I am makign art for unreal engine 4 so i set quixel to that. I noticed that the roughness map generated is not greyscale on one of the things. It has color on some parts. To my understanding roughness is a greyscale value.
I know unreal has metallic, roughness, and spec slots. So i guess my question is what should be going in the spec slot and also why the non grey scale roughness texture exported out of quixel?
Replies
http://www.marmoset.co/toolbag/learn/pbr-theory
http://www.marmoset.co/toolbag/learn/pbr-practice
https://www.allegorithmic.com/pbr-guide
So again, if thats somehow a metallic texture in there somewhere too.. what part is metallic and what part is roughness? because i have multiple materials in there.. and that means some of it should be black for metallic, yet the majority of it is a bright greyscale with some sections having some red colors. SO.... yea.... to say its metallic just doesnt work for me. Cause that means ud be making rubber as metal lol. and wood as metal... the paint part has the red colors.

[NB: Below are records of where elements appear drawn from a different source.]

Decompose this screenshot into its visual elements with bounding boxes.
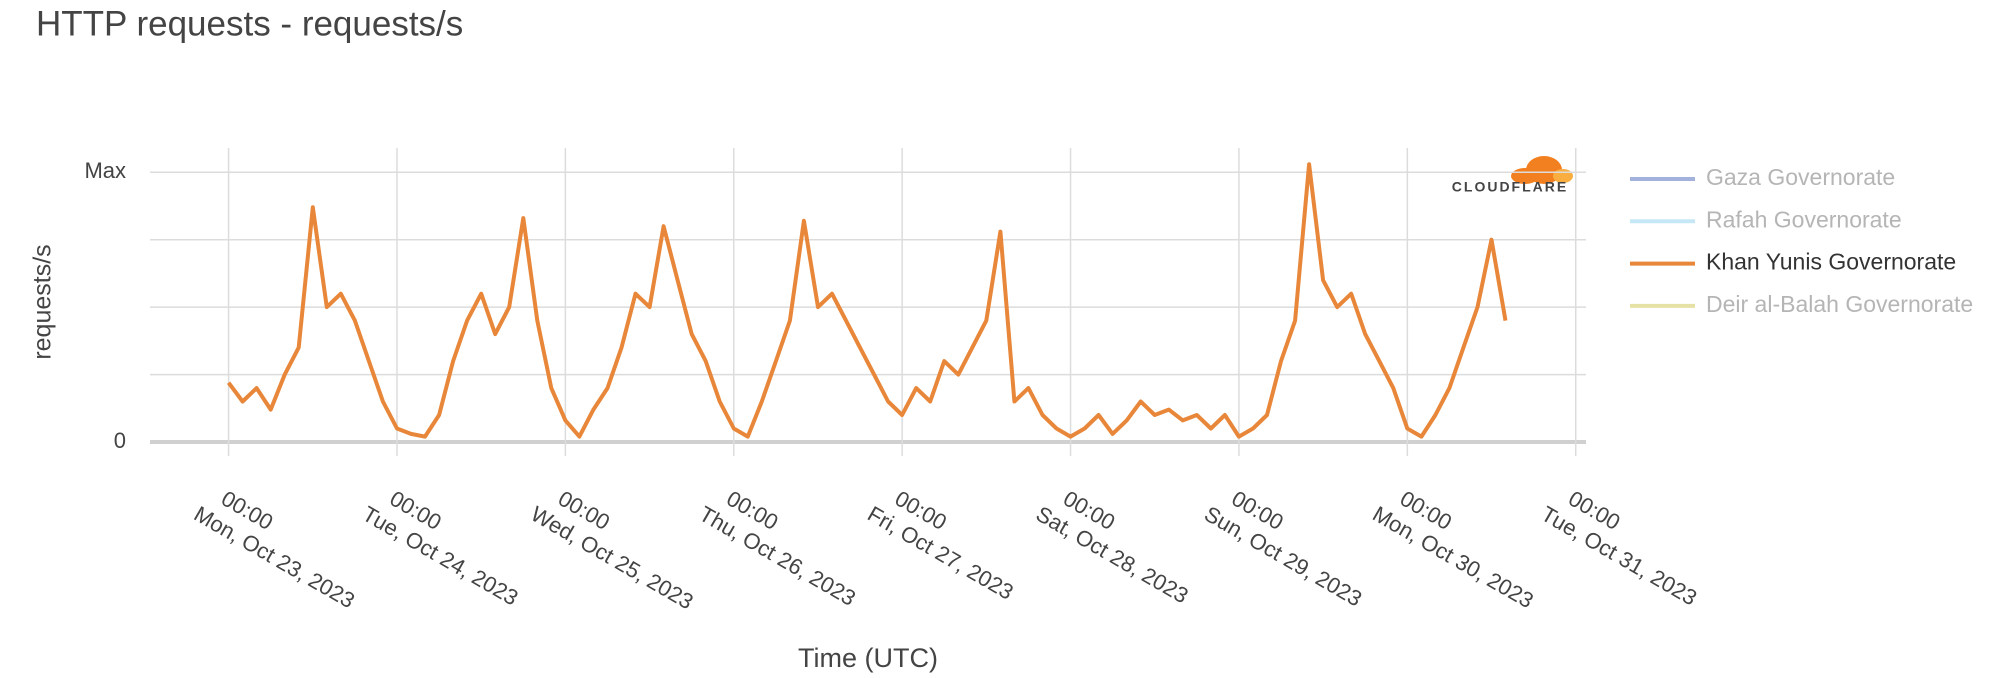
legend-label: Khan Yunis Governorate	[1706, 249, 1956, 275]
x-tick-label-line: Wed, Oct 25, 2023	[527, 501, 698, 614]
legend-label: Gaza Governorate	[1706, 164, 1895, 190]
y-tick-label: Max	[84, 158, 126, 183]
x-axis-title: Time (UTC)	[798, 643, 938, 673]
logo-text: CLOUDFLARE	[1452, 179, 1568, 195]
legend-label: Rafah Governorate	[1706, 206, 1902, 232]
y-tick-label: 0	[114, 428, 126, 453]
series-line	[226, 162, 1508, 439]
legend-label: Deir al-Balah Governorate	[1706, 291, 1973, 317]
y-axis-title: requests/s	[29, 244, 57, 359]
chart-title: HTTP requests - requests/s	[36, 4, 463, 43]
logo: CLOUDFLARE	[1452, 156, 1573, 195]
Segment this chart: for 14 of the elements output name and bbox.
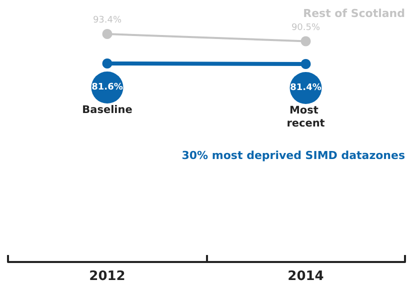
data-label: 90.5% [291,22,320,33]
data-label: 81.6% [92,82,123,92]
series-label: Rest of Scotland [303,7,406,20]
x-tick-label: 2012 [89,269,126,284]
point [300,59,311,69]
text: Baseline [82,104,132,116]
point [102,29,112,39]
data-label: 93.4% [92,16,122,26]
data-label: 81.4% [290,83,322,93]
text: 30% most deprived SIMD datazones [182,149,406,162]
text: Most recent [286,104,325,130]
point [300,36,311,46]
point [102,58,112,68]
x-tick-label: 2014 [288,269,324,284]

Also you just said that there are colors according to those links in the roughness channel. Hate to tell you.. roughness is also greyscale in your links. So your wrong. In your links roughness is called "microsurface".

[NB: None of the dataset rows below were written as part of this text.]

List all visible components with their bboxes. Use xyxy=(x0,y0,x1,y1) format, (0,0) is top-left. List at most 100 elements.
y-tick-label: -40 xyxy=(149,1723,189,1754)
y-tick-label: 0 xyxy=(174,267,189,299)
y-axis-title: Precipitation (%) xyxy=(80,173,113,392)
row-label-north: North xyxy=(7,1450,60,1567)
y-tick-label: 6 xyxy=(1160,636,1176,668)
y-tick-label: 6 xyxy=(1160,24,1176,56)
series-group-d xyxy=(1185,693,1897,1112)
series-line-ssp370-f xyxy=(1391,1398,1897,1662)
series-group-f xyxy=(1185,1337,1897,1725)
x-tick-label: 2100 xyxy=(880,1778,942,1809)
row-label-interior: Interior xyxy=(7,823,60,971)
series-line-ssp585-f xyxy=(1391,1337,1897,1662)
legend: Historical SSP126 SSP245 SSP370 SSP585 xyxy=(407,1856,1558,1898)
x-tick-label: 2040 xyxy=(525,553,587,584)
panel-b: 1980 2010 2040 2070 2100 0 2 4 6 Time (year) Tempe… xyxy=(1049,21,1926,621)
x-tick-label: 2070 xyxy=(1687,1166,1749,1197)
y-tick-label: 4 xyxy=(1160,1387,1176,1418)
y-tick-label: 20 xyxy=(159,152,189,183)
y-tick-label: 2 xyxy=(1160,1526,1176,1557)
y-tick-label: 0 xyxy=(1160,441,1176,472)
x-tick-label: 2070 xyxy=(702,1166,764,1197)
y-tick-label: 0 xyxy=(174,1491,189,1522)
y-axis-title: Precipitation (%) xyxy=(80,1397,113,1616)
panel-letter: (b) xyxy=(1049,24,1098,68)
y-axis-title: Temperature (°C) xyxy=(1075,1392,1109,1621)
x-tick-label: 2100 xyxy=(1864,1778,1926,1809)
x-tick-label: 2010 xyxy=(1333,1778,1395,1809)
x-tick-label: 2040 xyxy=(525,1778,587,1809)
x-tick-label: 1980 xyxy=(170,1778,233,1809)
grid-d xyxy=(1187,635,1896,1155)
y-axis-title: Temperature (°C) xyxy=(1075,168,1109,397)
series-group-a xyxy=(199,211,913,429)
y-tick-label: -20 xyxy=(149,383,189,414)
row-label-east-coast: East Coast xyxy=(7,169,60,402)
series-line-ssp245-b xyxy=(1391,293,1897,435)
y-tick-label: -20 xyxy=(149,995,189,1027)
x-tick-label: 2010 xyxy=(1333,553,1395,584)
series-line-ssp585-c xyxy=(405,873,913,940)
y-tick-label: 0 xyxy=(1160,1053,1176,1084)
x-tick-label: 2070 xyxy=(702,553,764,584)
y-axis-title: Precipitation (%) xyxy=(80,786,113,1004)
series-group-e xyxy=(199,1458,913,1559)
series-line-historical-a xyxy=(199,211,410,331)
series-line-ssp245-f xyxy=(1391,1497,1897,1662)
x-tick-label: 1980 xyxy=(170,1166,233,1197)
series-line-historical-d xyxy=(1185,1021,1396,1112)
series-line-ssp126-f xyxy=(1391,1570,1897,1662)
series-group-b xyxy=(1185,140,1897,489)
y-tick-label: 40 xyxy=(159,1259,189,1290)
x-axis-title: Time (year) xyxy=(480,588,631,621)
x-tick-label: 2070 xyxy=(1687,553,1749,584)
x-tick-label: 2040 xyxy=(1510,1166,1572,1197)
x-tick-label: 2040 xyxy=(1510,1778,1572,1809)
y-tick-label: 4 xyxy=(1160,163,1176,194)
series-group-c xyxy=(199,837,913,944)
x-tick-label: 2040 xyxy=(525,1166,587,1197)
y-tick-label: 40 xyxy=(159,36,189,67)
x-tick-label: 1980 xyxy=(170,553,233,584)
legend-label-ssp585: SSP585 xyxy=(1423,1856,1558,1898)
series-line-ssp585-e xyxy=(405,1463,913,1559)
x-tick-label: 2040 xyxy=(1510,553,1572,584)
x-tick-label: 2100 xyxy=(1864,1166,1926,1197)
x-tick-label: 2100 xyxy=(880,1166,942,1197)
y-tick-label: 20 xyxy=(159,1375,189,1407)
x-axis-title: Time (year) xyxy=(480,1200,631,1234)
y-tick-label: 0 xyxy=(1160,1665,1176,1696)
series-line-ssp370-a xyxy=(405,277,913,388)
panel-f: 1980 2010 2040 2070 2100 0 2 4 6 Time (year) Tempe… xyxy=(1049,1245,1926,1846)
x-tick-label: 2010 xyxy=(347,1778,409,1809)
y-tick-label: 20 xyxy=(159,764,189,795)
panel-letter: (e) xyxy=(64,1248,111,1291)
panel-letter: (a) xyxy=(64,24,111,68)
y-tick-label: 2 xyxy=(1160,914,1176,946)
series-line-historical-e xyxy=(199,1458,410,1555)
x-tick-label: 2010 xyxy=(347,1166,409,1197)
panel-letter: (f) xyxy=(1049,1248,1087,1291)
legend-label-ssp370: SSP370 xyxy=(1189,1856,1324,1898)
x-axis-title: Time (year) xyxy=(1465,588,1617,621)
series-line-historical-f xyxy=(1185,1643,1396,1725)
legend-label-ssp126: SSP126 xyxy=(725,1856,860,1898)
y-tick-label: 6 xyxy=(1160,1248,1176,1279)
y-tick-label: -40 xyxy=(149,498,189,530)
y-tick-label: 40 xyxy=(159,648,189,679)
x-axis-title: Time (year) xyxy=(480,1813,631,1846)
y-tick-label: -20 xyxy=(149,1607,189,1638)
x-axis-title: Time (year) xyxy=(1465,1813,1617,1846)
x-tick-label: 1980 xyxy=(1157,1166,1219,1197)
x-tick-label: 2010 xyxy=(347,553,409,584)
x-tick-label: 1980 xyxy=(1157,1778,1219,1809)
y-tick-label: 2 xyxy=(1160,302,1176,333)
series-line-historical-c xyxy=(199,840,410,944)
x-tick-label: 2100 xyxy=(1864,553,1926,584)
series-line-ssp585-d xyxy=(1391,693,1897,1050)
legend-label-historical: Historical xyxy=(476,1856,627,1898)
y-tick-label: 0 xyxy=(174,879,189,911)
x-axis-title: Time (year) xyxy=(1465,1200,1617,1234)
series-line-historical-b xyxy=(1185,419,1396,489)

You are correct, roughness maps should absolutely be grayscale. Some source materials use the same bitmap for specular masking as well as roughness for performance reasons, and since metallic specular reflections may exhibit color this color information gets loaded into the roughness channel. Thanks for spotting this -- now updating the UE4 profile (and others) so that they will ensure the output is always fully grayscale.